İsmail b. Davud el-Bezzaz'ın Mısır'da bildirdiğine göre Muhammed b.

Abdillah b. Abdilhakem şöyle diyor: Şafii, Mısır ehline delil çıkarmayı öğretmiştir.

 

 

 

Muhammed b. Abdillah b. Muhammed b. Abbas b. Osman b. Şafi', Muhammed b. İdris eş-Şafii'nin şöyle dediğini naklediyor: Hiçbir Kureyşli, Mekke'den çıkmadan verimli olup yükselemez. Hz. Peygamber (Sallallahu aleyhi ve Sellem) de Mekke'den çıkmadan vazifesini ifa edip adını duyuramadı.

 

Kureyşli güzel şiiri de söyleyemez.

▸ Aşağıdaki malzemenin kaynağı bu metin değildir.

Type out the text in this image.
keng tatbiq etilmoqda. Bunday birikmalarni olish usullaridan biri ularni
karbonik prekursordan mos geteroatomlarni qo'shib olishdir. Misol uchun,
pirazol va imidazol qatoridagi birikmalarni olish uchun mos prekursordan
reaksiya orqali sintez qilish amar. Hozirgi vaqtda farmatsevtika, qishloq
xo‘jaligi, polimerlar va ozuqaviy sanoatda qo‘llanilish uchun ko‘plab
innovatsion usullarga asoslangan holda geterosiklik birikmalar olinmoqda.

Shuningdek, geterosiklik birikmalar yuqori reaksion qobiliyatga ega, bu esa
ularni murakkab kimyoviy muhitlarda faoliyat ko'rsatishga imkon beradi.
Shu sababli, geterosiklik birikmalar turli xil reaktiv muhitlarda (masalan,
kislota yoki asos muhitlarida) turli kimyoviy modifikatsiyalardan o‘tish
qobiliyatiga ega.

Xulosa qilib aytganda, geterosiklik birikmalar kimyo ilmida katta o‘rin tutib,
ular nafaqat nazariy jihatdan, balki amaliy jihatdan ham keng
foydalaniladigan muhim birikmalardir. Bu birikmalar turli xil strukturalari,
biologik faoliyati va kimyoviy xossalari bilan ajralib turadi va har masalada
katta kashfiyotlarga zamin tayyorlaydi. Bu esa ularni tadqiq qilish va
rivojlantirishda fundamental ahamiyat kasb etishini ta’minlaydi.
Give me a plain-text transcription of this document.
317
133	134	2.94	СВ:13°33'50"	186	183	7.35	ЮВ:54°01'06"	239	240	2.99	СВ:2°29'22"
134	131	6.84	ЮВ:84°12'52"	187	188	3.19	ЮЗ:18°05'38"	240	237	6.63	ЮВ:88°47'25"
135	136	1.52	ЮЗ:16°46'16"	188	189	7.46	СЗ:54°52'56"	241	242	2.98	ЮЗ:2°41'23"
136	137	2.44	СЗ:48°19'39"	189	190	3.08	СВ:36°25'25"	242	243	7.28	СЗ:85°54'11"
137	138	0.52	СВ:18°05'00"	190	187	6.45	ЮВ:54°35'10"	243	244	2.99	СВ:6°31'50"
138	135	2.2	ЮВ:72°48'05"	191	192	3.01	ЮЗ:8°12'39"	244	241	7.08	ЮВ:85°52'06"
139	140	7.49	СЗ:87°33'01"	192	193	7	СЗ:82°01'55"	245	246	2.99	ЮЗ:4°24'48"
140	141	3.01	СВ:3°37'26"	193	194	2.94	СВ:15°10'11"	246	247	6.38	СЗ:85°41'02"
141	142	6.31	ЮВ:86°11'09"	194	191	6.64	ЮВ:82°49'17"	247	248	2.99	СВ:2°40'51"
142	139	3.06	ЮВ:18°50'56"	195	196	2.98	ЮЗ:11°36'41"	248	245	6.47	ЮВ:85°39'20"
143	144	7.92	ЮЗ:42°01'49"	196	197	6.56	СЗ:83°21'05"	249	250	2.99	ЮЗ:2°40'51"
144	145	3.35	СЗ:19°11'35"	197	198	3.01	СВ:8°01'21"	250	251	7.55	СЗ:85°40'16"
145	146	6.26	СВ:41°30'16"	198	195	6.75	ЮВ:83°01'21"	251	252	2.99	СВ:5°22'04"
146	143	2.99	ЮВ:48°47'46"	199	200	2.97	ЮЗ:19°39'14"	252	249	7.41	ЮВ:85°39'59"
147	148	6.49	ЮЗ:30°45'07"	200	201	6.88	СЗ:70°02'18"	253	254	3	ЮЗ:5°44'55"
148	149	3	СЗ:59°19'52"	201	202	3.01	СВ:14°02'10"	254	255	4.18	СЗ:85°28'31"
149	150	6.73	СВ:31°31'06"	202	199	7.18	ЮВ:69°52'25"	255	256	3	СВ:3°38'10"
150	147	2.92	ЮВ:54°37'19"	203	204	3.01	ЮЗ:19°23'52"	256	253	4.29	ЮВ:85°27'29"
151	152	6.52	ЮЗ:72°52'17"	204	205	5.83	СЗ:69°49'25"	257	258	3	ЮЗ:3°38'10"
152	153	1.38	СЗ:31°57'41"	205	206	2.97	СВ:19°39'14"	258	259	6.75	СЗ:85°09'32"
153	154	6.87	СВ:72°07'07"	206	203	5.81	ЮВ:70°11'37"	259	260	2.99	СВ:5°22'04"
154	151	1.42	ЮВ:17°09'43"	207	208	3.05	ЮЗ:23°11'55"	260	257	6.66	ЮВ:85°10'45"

Bunun sebebi de Yüce Allah'ın Peygamberi'ne (Sallallahu aleyhi ve Sellem) söylediği "Biz ona şiiri öğretmedik, bu ona yaraşmaz da"[Yasin, 69] ayetidir.

 

Kureyşli güzel yazı da yazamaz, çünkü Hz. Peygamber (Sallallahu aleyhi ve Sellem) ümmi idi.